The quality of some of the art on view was high enough to renew concerns that in creating the Paris fair, Art Basel cannibalized itself: will galleries stop saving their best material for Switzerland? Hauser’s Payot doesn’t see that happening anytime soon.

“Not that this doesn’t happen in Paris, but collectors come to Basel with a clear intention to buy,” he said, adding that the booths are bigger in Basel, allowing the gallery to show off its full program. “Paris is phenomenal,” he added, while noting that the city’s many attractions, from top restaurants to world-class museums, can be a distraction. “People come to Paris for Paris.”

The shorter opening hours on Tuesday also meant some visitors didn’t make it upstairs to the Emerging and Premise sections. But even so, several of the dealers presenting there told ARTnews that they sold works, or had pieces on hold.
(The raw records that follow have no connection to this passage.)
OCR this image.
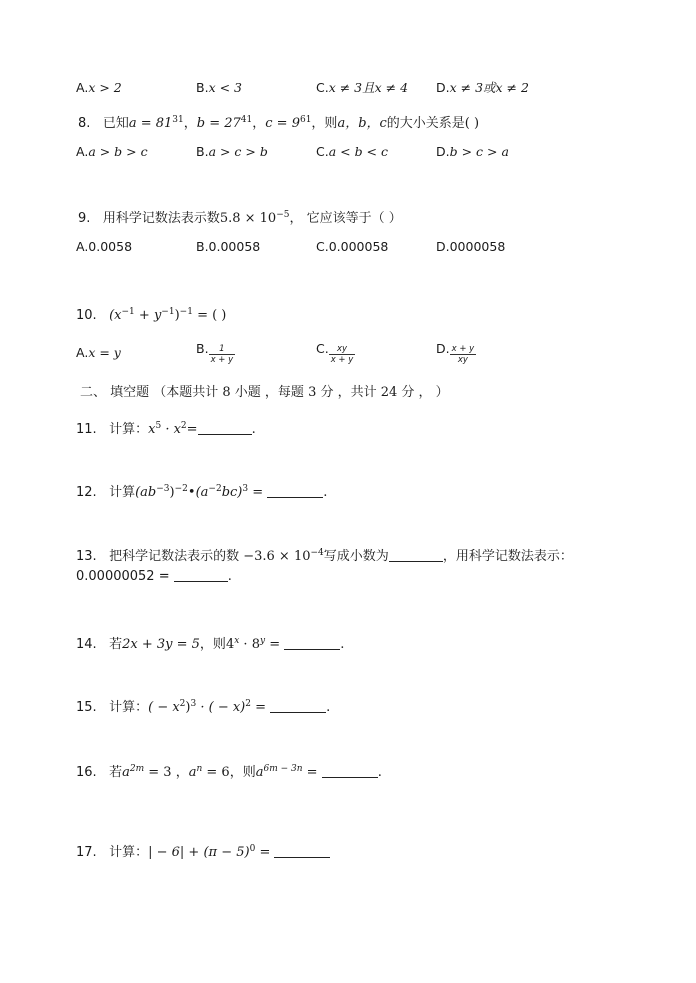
A.x > 2	B.x < 3	C.x ≠ 3且x ≠ 4 D.x ≠ 3或x ≠ 2
8. 已知$a = 81^{31}$，$b = 27^{41}$，$c = 9^{61}$，则a，b，c的大小关系是( )
A.a > b > c	B.a > c > b	C.a < b < c	D.b > c > a
9. 用科学记数法表示数$5.8 \times 10^{-5}$， 它应该等于（ ）
A.0.0058	B.0.00058	C.0.000058	D.0000058
10. $(x^{-1} + y^{-1})^{-1}$ = ( )
A.x = y	B. $\frac{1}{x + y}$	C. $\frac{xy}{x + y}$	D. $\frac{x + y}{xy}$
二、 填空题 （本题共计 8 小题 ，每题 3 分 ，共计 24 分 ， ）
11. 计算：$x^5 \cdot x^2=$	.
12. 计算$(ab^{-3})^{-2}•(a^{-2}bc)^3$ =	.
13. 把科学记数法表示的数 $-3.6 \times 10^{-4}$写成小数为	，用科学记数法表示：
0.00000052 =	.
14. 若2x + 3y = 5，则$4^x \cdot 8^y$ =	.
15. 计算：( − $x^2)^3$ · ( − x)$^2$ =	.
16. 若$a^{2m} = 3$ ，$a^n = 6$，则$a^{6m - 3n}$ =	.
17. 计算：| − $6| + (\pi - 5)^0$ =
Tanoa Sasraku, and one of her artworks at Art Basel Paris.

Courtesy the artist and Vardaxoglou Gallery, London

Alex Vardaxoglou, of the namesake Vardaxoglou Gallery in London, which he started in his living room five years ago, said he was thrilled with his first fair day. He claimed to be showing the largest artwork at Art Basel: a monumental, five-meter-tall monolithic, free-standing sculpture by UK artist Tanoa Sasraku called Mascot (2025), priced at £185,000 ($248,000). Sasraku is also featured in a new solo show at the ICA in London, and Vardaxoglou said he is very close to placing her monumental piece, which is about her late father. He also sold most of the artist’s smaller works at the preview.

“It’s my first time at Art Basel, and I feel like this is the best kind of possible start,” he said.

Belgian art collector Alain Servais made a beeline for the upstairs galleries and found that many dealers had made a lot of presales. “One thing dealers told me, that they won’t tell you,” Servais said, “is that their pre-sales were better than expected. They were surprised.”

The Avant Première also extended the length of the Paris fair to another half day, which can mean some added costs for galleries, but most said they appreciated the extra time. The early opening also brought the fair dates closer to Frieze for foreign—and especially American—travelers trying to fit in both cities.

“I think everybody was happy,” Servais said.

Upstairs, the good news kept coming at London galleries Nicoletti and Seventeen, who split the costs of their combined, standout booth. Oswaldo Nicoletti, founder of his eponymous gallery, also echoed others who said visitors were more international at the Paris fair than at Frieze last week.

“Both galleries have made good sales already, to very good collections,” Nicoletti said. The overall pace stayed “relaxed” at the Tuesday premiere, but “very productive and qualitative. I think tomorrow will be a little more hectic,” he observed.

Both galleries are showing a must-see presentation of installation, sculpture, sound, and painted works. Nicoletti sold one work by Abbas Zahedi for £15,000 ($20,000), and a painted “altarpiece” on carved wood by Josèfa Ntjam is on hold. At Seventeen, David Hoyland said he sold two Justin Fitzpatricks for €16,000 ($18,600) “instantly.”

Still, broadly speaking the current art market tends to be on the slower side, Hoyland said. “The deals are still there. It just takes longer. It feels like everyone’s realized that they don’t have to panic and they can think about what they want and have a conversation, and actually look at the work, and still get it,” he continued. “So this ‘market cooling’ just means people get to think about stuff more.”

New York-based art advisor Tanja Weingartner said the new, more deliberate pace is a good thing.  

“For art advisors, crises like this one are an opportunity. This is the time to buy. This is the time to really go into the deep end,” Weingartner told ARTnews. “When the market is frothy, you don’t want to mess around. So now all the gamblers and the party people are gone, and you can actually focus on artists’ perspectives and concerns and have a conversation again.”